Rocketknight1 commented 5 months ago

Hi @code-isnot-cold, great question! The short answer is that the text generation pipeline will only generate one sample at a time, so you won't gain any benefit from batching samples together. If you want to generate in a batch, you'll need to use the lower-level method model.generate() instead, and it's slightly more complex. However, you can definitely get performance benefits from it.

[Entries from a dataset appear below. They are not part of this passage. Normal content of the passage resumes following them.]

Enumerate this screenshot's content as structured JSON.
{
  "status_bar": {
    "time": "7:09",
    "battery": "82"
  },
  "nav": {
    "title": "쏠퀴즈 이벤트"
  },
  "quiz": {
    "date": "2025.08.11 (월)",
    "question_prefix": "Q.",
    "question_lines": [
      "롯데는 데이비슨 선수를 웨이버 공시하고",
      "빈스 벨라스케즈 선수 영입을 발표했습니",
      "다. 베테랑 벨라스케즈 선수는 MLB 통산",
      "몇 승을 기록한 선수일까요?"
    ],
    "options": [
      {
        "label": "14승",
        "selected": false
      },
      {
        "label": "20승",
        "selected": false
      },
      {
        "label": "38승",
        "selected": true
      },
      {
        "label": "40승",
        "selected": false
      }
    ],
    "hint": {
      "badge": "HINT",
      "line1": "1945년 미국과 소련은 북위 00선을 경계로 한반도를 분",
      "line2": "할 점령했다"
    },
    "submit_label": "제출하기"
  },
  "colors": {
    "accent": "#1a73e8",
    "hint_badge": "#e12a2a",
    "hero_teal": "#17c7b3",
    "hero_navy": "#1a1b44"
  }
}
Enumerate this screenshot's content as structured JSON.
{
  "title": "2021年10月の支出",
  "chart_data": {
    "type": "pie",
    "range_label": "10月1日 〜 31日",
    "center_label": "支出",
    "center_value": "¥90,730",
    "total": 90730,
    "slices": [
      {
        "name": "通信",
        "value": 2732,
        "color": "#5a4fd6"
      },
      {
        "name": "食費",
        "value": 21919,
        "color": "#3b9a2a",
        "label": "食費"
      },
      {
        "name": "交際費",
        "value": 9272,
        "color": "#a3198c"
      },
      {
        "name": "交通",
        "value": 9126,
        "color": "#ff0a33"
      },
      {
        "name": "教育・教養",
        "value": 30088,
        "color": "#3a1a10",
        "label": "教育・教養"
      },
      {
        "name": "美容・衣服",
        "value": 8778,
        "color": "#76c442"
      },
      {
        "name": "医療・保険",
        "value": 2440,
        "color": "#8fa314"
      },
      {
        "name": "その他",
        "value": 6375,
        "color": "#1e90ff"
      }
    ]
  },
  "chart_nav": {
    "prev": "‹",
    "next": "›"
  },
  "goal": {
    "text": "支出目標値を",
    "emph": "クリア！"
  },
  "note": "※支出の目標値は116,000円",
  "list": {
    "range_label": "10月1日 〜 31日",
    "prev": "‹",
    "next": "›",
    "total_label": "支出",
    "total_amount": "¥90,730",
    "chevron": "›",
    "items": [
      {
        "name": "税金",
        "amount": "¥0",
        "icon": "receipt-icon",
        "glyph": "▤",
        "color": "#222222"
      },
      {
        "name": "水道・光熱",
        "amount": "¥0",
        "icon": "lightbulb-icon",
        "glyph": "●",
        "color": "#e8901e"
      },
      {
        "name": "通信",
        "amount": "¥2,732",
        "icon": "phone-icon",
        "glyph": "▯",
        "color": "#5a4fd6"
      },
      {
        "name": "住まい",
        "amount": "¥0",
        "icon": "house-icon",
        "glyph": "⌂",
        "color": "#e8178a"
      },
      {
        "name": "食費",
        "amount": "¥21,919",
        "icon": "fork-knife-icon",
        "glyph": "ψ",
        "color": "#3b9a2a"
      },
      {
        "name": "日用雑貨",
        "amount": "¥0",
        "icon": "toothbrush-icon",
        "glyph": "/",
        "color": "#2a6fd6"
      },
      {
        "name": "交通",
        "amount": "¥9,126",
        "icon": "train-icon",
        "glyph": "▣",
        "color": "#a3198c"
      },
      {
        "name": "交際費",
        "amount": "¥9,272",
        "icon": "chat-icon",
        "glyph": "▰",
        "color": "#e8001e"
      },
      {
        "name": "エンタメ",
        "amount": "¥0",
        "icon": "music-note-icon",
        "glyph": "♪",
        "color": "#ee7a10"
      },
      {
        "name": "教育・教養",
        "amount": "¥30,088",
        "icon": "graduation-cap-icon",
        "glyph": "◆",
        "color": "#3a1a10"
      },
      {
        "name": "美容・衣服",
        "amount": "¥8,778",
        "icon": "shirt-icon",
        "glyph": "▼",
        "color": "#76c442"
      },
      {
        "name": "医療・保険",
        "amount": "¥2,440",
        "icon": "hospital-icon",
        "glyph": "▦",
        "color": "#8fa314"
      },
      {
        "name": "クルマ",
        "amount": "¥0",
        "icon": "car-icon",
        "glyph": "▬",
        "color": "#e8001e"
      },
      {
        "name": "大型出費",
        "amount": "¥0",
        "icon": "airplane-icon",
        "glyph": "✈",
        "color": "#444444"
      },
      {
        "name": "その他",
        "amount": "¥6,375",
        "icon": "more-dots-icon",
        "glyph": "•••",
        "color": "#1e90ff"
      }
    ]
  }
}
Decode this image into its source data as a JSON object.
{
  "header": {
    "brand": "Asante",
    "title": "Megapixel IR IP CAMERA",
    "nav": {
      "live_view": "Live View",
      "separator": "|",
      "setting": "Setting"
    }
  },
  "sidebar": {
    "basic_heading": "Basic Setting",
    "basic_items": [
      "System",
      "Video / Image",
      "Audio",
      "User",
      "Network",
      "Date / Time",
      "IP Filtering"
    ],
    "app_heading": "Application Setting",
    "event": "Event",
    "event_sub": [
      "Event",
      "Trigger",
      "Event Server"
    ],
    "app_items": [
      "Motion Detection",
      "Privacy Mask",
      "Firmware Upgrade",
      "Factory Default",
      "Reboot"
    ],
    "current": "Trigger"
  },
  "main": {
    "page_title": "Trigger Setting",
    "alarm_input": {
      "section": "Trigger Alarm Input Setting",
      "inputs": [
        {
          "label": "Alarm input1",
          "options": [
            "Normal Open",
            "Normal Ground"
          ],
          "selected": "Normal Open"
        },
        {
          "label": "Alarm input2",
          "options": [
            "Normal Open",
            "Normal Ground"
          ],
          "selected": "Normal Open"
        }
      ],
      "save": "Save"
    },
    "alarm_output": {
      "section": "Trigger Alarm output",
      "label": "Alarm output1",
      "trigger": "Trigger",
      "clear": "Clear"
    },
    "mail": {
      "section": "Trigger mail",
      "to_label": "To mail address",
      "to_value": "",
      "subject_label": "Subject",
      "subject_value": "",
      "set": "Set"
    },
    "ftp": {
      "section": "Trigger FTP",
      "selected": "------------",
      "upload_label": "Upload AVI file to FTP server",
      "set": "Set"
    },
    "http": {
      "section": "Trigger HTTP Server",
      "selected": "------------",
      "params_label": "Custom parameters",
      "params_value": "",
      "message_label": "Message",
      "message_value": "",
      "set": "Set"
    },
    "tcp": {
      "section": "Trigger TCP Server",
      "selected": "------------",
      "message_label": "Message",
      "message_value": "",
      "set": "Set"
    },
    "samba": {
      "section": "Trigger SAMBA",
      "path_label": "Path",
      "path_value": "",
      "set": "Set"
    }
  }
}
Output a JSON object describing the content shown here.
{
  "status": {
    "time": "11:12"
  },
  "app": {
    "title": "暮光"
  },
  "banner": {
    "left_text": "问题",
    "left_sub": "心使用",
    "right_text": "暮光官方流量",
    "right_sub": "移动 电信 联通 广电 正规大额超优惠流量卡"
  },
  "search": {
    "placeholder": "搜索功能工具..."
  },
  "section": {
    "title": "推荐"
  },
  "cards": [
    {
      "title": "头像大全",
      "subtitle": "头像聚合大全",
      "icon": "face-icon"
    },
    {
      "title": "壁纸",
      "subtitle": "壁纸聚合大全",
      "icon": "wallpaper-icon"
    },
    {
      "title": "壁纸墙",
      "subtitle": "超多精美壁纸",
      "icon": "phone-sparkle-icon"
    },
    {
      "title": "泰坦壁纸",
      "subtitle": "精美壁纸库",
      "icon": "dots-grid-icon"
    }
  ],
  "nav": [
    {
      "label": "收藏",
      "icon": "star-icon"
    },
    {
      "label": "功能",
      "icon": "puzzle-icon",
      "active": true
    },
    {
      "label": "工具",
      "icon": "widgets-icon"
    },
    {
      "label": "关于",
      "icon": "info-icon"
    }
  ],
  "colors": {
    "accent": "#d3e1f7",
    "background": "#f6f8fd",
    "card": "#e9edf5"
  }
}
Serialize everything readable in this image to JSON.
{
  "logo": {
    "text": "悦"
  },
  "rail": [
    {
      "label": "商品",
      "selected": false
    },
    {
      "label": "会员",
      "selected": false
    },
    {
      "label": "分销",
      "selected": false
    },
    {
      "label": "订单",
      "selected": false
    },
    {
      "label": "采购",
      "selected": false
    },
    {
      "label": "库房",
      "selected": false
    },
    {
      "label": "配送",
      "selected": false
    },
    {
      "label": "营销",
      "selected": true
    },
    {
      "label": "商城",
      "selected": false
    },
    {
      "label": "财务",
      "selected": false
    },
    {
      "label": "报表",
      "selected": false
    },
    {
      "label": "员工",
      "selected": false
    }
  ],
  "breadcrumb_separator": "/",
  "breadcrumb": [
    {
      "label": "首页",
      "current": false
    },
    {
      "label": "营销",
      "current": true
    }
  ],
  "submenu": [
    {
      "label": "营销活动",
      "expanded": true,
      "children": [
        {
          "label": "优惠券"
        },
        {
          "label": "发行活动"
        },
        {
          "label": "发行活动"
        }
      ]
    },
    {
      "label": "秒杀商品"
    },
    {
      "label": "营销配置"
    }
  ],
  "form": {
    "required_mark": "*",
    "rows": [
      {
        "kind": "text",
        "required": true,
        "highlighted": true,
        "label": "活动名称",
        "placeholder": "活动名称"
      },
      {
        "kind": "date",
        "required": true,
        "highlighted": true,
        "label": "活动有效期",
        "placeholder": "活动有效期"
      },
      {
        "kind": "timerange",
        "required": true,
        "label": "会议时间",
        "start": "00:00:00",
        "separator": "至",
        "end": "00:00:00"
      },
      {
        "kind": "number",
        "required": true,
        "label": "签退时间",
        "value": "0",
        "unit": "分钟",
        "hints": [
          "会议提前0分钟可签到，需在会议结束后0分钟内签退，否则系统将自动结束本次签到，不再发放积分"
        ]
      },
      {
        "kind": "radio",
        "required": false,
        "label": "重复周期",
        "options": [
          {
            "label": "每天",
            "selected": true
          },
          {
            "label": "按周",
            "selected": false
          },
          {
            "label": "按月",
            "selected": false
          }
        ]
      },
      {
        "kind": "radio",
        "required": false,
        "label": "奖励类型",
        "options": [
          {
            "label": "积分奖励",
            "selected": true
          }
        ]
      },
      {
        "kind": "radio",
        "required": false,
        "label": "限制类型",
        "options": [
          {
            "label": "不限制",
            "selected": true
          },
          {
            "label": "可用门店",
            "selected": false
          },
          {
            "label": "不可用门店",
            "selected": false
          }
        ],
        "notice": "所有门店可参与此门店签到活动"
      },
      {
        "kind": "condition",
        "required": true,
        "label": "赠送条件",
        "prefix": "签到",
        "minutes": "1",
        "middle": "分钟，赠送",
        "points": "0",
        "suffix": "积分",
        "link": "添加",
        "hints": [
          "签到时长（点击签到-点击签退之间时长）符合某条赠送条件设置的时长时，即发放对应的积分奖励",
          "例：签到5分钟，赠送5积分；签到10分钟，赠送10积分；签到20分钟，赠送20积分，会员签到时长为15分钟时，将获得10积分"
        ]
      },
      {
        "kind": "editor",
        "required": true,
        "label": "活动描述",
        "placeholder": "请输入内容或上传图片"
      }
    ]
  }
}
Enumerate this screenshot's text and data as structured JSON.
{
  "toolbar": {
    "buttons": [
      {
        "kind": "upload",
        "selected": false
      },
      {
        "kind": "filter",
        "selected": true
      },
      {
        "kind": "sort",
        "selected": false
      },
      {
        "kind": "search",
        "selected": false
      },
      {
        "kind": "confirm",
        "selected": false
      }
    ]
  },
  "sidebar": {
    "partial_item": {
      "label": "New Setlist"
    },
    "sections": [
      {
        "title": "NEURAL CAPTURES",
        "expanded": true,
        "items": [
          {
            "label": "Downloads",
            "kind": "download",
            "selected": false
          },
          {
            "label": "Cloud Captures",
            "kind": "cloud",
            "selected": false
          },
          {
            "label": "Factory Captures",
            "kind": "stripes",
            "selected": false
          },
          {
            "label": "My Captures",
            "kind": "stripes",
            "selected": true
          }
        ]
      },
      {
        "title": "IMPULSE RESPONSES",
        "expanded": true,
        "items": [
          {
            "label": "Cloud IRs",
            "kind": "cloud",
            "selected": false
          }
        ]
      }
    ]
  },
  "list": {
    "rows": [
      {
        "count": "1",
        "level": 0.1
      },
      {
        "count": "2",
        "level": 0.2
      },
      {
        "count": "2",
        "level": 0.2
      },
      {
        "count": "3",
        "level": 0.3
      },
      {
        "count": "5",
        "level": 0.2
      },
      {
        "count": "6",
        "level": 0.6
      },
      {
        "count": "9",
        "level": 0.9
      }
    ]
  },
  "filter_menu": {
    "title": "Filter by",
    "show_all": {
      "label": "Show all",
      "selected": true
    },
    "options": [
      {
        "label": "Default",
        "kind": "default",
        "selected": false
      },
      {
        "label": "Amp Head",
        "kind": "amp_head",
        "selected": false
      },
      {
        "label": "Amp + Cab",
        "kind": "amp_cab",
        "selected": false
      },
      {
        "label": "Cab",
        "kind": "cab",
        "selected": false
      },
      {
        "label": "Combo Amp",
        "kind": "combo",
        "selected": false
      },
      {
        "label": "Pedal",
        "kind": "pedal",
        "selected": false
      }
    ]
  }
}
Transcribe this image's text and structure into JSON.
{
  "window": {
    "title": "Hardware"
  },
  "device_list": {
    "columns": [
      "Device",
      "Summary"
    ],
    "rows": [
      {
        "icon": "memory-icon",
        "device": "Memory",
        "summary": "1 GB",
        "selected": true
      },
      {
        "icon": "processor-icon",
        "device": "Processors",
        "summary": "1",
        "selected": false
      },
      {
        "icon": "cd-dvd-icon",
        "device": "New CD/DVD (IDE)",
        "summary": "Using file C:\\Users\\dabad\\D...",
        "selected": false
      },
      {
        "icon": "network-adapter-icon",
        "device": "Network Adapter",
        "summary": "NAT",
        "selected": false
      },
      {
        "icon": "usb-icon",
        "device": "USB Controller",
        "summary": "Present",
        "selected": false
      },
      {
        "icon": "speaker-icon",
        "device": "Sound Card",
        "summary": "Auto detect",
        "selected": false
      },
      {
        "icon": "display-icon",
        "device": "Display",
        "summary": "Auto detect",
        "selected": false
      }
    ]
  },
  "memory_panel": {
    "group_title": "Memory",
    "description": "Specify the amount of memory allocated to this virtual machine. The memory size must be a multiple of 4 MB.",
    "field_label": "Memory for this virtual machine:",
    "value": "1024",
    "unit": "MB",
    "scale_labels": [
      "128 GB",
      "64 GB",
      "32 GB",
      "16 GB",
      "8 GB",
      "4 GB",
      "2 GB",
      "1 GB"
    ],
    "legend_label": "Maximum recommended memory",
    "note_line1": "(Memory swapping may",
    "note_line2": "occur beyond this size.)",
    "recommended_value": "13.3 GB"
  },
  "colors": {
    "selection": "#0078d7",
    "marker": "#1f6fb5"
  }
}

You'll need to tokenize with padding_side="left", and padding="longest", and you'll need to set a pad_token_id. The reason for this is that the sequences will have different lengths when you batch them together. Try this code snippet:

import torch
from transformers import AutoModelForCausalLM, AutoTokenizer

model_id = 'meta-llama/Meta-Llama-3-8B-Instruct'
tokenizer = AutoTokenizer.from_pretrained(model_id)
model = AutoModelForCausalLM.from_pretrained(model_id, torch_dtype=torch.bfloat16, device_map="auto")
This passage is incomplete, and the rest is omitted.